Many companies turn to it because their apps are outdated, not performing, creating security risks, or have other issues, and trying to keep the apps up and running under current circumstances is either labor-intensive, costly, or perhaps impossible. Because apps are responsible for the overall management, creation, viewing, and editing of a company’s data, and each performs a specific operation to support the organization, it’s certainly not something to take lightly. However, by implementing best practices while carrying out an application modernization project, the organization can reap the benefits while minimizing or eliminating any risks associated with it.
Considerations for Application Modernization
Users/ Criticalness: The number of users, as well as how mission-critical the app is, will determine how the process is carried out.
Size/ Complexity: As the number of lines of code increase, the difficulty of updating increases as well. While seemingly similar, complexity relates to the intricacies of the coding used. Apps with basic functionality are easier to update than those with elaborate operations.
Existing Technology and Infrastructure: Oftentimes, legacy systems are reluctant to allow apps to spin away. Also, if the infrastructure was not designed to have individual apps separated out, even seemingly unrelated apps may be tied together or utilize processes from another.
Forms of Application Modernization
Migration: Legacy software often makes use of old coding languages, while newer options make use of the complexity afforded by advanced programming languages. A migration may include changing the programming language, so programming can be more advanced or integrated with new technology, or it may involve moving an app, in whole or in part, to a new environment, such as to the cloud.
Re-engineering: When legacy applications are revived or have their lives extended by taking them apart and rebuilding them on a new platform or type of technology, this is referred to as “re-engineering.” In some cases, the app is rebuilt exactly as it was, while other times enhancements are made.
Re-hosting: While some definitions describe re-hosting as moving an app in its intact entirety to a new environment, others consider it to be a form of “jailbreaking.” Much like phones of the early 2000s were locked down to a single provider, and people came up with hacks to enable them to take their phones to a new carrier, some legacy providers have locked down their apps to prevent them from moving. However, this means that the code can’t be adapted or the IT department may be required to use expensive proprietary hardware to continue to use the app.
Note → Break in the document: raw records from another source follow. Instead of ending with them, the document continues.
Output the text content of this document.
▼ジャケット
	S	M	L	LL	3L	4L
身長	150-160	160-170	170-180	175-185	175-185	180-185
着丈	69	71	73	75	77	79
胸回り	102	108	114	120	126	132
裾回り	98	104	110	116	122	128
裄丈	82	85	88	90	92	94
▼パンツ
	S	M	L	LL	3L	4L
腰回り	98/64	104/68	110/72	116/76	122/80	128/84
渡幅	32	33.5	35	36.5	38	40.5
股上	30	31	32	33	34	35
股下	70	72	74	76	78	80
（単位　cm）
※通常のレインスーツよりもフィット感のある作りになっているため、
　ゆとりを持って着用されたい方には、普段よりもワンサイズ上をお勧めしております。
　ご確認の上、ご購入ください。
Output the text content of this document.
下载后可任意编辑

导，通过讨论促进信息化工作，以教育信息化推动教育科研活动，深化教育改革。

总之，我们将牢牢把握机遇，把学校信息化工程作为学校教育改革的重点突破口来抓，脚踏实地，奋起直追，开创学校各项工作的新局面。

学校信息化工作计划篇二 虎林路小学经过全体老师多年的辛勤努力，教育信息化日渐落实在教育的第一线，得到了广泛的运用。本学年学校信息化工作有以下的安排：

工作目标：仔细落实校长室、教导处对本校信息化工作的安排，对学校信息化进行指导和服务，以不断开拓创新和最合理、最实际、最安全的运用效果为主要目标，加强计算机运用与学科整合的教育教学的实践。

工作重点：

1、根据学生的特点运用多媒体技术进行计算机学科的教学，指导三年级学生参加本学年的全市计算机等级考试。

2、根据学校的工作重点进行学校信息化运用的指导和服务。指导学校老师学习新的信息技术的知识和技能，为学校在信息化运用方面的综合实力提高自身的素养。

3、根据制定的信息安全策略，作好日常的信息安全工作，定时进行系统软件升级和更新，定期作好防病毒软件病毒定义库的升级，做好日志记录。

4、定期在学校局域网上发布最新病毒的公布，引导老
In some cases, when legacy software is no longer supported, being locked-in is like a death sentence for the app. Therefore, re-hosting under these circumstances involves finding a way to pull the app out of its shell and then move it to a new environment.
Package Implementation: When legacy apps can be replaced with off-the-shelf software, this is referred to as package implementation.
Application Modernization Best Practices
- Get executive buy-in early. Even before a plan is framed out, it’s important to bring key decision-makers into the loop. Obviously, they can halt a project at any point, so their buy-in is necessary, but early adoption of a plan by execs ensures they’ll pave the way for the changes to come, such as allocating resources as needed and ensuring the team gets downtime when it’s necessary. It’s also worth noting that the executive team needs transparency and should be made aware of all the potential issues as well as the benefits.
- Create a comprehensive roadmap before starting any changes. Whenever possible, consult with an unbiased third-party to ensure you’ll only be replacing the apps and infrastructure that truly need it, and frame all changes around the businesses needs as a whole.
- Complete updates one at a time. This makes it easier to troubleshoot, should issues arise, and helps to minimize downtime.
- Test and test some more. Before an app is rolled out to the general population, it should be tested at length by the IT team and by a select group of end-users, as the end-users will catch different issues.
- Monitor after deployment. While catching bugs and performance issues is important, it’s equally important to track the value of an application modernization project. For this reason, metrics should be defined in advance, so that the IT team can show off its success using real data.